The materials went into the freezer until, some 30 years later, while conferring with a colleague about C. trachomatis surface proteins, Dr. Caldwell recalled the earlier work. He had an idea of how to use new technology to study its potential to prevent C. trachomatis from spreading.
Now, based on successful initial laboratory test results, NIAID has sought patent protection on the concept, and Dr. Caldwell’s research group has begun to study animal models. But much work remains to be done to understand how C. trachomatis spreads and evades human immunity.

Deconstructing PmpD

Dr. Caldwell’s group is trying to confirm that the protein antigen he identified, known as polymorphic membrane protein D, or PmpD, has an active role in suppressing an immune response. That information could become the basis for a multivalent vaccine, or a vaccine that prevents infection from all 15 varieties of C. trachomatis. If PmpD indeed suppresses host immunity, then a vaccine that neutralizes PmpD could prevent infection and allow protective immunity to develop.

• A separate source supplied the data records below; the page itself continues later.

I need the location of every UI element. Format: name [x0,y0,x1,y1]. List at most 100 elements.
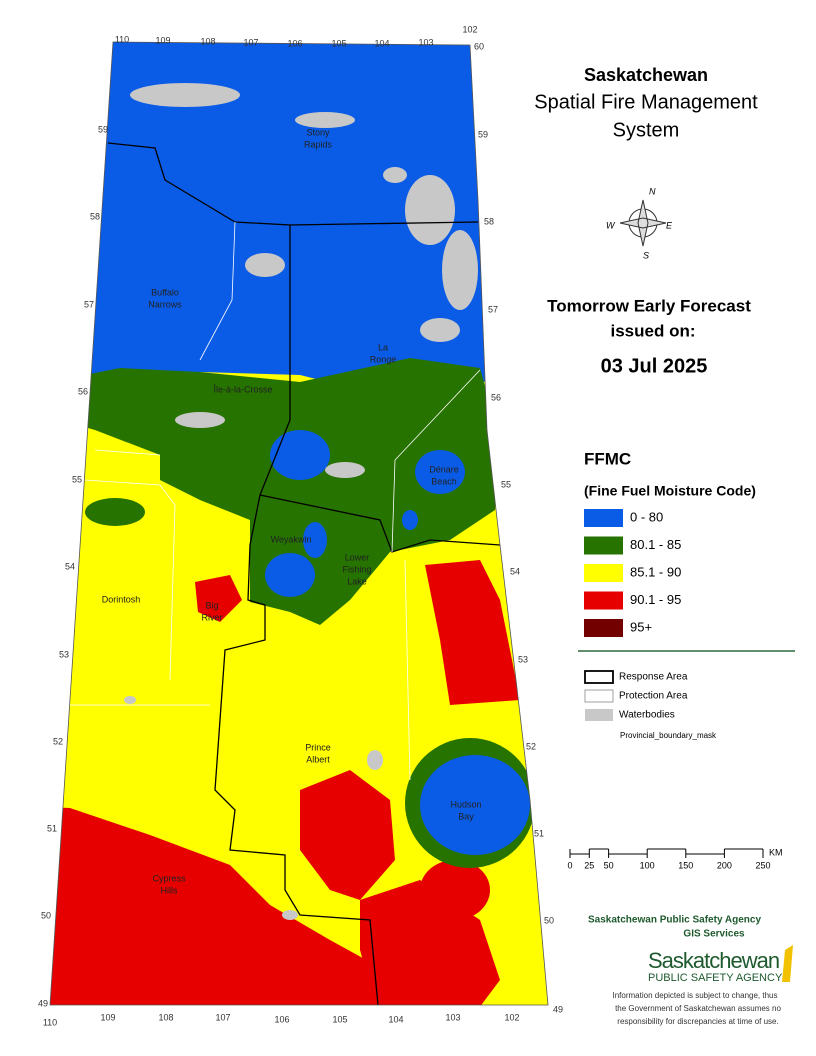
place-label: Big [205,600,218,610]
compass-label: S [643,250,649,260]
grid-label: 53 [518,654,528,664]
legend-swatch [584,536,623,555]
agency-unit: GIS Services [683,929,745,940]
grid-label: 57 [84,299,94,309]
grid-label: 108 [158,1012,173,1022]
place-label: Weyakwin [271,534,312,544]
legend-swatch [584,591,623,610]
layer-label: Provincial_boundary_mask [620,731,717,740]
subtitle: Spatial Fire Management [534,91,758,113]
grid-label: 56 [78,386,88,396]
grid-label: 109 [155,35,170,45]
grid-label: 52 [53,736,63,746]
grid-label: 50 [41,910,51,920]
scale-label: 200 [717,860,732,870]
legend-subtitle: (Fine Fuel Moisture Code) [584,483,756,499]
layer-label: Waterbodies [619,710,675,721]
scale-label: 25 [584,860,594,870]
compass-label: N [649,186,656,196]
grid-label: 56 [491,392,501,402]
compass-label: E [666,220,673,230]
grid-label: 105 [331,38,346,48]
place-label: Prince [305,742,331,752]
logo-text: Saskatchewan [648,948,779,973]
grid-label: 104 [388,1014,403,1024]
grid-label: 104 [374,38,389,48]
grid-label: 60 [474,41,484,51]
grid-label: 55 [72,474,82,484]
place-label: Narrows [148,299,182,309]
place-label: Stony [306,127,330,137]
legend-label: 80.1 - 85 [630,537,681,552]
scale-label: 150 [678,860,693,870]
place-label: Hills [161,885,178,895]
grid-label: 110 [43,1017,57,1027]
grid-label: 59 [478,129,488,139]
grid-label: 49 [553,1004,563,1014]
grid-label: 57 [488,304,498,314]
grid-label: 51 [47,823,57,833]
grid-label: 54 [65,561,75,571]
scale-label: 100 [640,860,655,870]
grid-label: 103 [445,1012,460,1022]
grid-label: 55 [501,479,511,489]
legend-swatch [584,564,623,582]
legend-title: FFMC [584,449,631,468]
place-label: Lake [347,576,367,586]
place-label: Dénare [429,464,459,474]
logo-subtext: PUBLIC SAFETY AGENCY [648,972,783,984]
place-label: Rapids [304,139,333,149]
place-label: La [378,342,388,352]
place-label: Lower [345,552,370,562]
grid-label: 102 [462,24,477,34]
grid-label: 108 [200,36,215,46]
subtitle: System [613,119,680,141]
grid-label: 53 [59,649,69,659]
compass-label: W [606,220,616,230]
grid-label: 51 [534,828,544,838]
grid-label: 58 [484,216,494,226]
place-label: Bay [458,811,474,821]
forecast-title: Tomorrow Early Forecast [547,296,751,315]
scale-label: 50 [604,860,614,870]
disclaimer: responsibility for discrepancies at time… [617,1017,778,1026]
layer-swatch [584,689,614,703]
grid-label: 50 [544,915,554,925]
forecast-date: 03 Jul 2025 [601,355,708,377]
grid-label: 106 [287,38,302,48]
legend-label: 0 - 80 [630,509,663,524]
legend-swatch [584,509,623,527]
grid-label: 106 [274,1014,289,1024]
legend-label: 95+ [630,619,652,634]
grid-label: 52 [526,741,536,751]
grid-label: 107 [215,1012,230,1022]
layer-swatch [584,670,614,684]
forecast-title: issued on: [610,321,695,340]
scale-label: 250 [755,860,770,870]
place-label: Fishing [342,564,371,574]
grid-label: 109 [100,1012,115,1022]
place-label: River [201,612,222,622]
grid-label: 58 [90,211,100,221]
agency: Saskatchewan Public Safety Agency [588,915,761,926]
place-label: Ronge [370,354,397,364]
grid-label: 54 [510,566,520,576]
compass [619,199,667,247]
layer-label: Protection Area [619,691,688,702]
grid-label: 102 [504,1012,519,1022]
disclaimer: Information depicted is subject to chang… [613,991,778,1000]
disclaimer: the Government of Saskatchewan assumes n… [615,1004,781,1013]
place-label: Dorintosh [102,594,141,604]
place-label: Albert [306,754,330,764]
place-label: Île-à-la-Crosse [212,384,272,394]
layer-swatch [585,709,613,721]
layer-label: Response Area [619,672,688,683]
province-outline [49,41,549,1006]
scale-label: 0 [567,860,572,870]
place-label: Hudson [450,799,481,809]
place-label: Cypress [152,873,186,883]
grid-label: 103 [418,37,433,47]
grid-label: 59 [98,124,108,134]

In its latest work, published online November 10, 2008, in Infection and Immunity, the group observed structural details of PmpD, showing that it exists in two forms that could each promote infection. Though they do not know the precise mechanisms involved, the scientists hypothesize that one form, found on the cell surface, is a flower-like structure that could help the bacteria attach to host cells and invade them. The other form is soluble; the scientists suggest its fragments could be released into the environment around a cell, where they act on and suppress cells involved in the immune response.
Understanding how these forms of PmpD function is critical to the design of a vaccine. Ultimately, as their work advances, Dr. Caldwell’s group will be trying to learn whether a PmpD-based vaccine can generate multi-functional, neutralizing antibodies that can block C. trachomatis infection.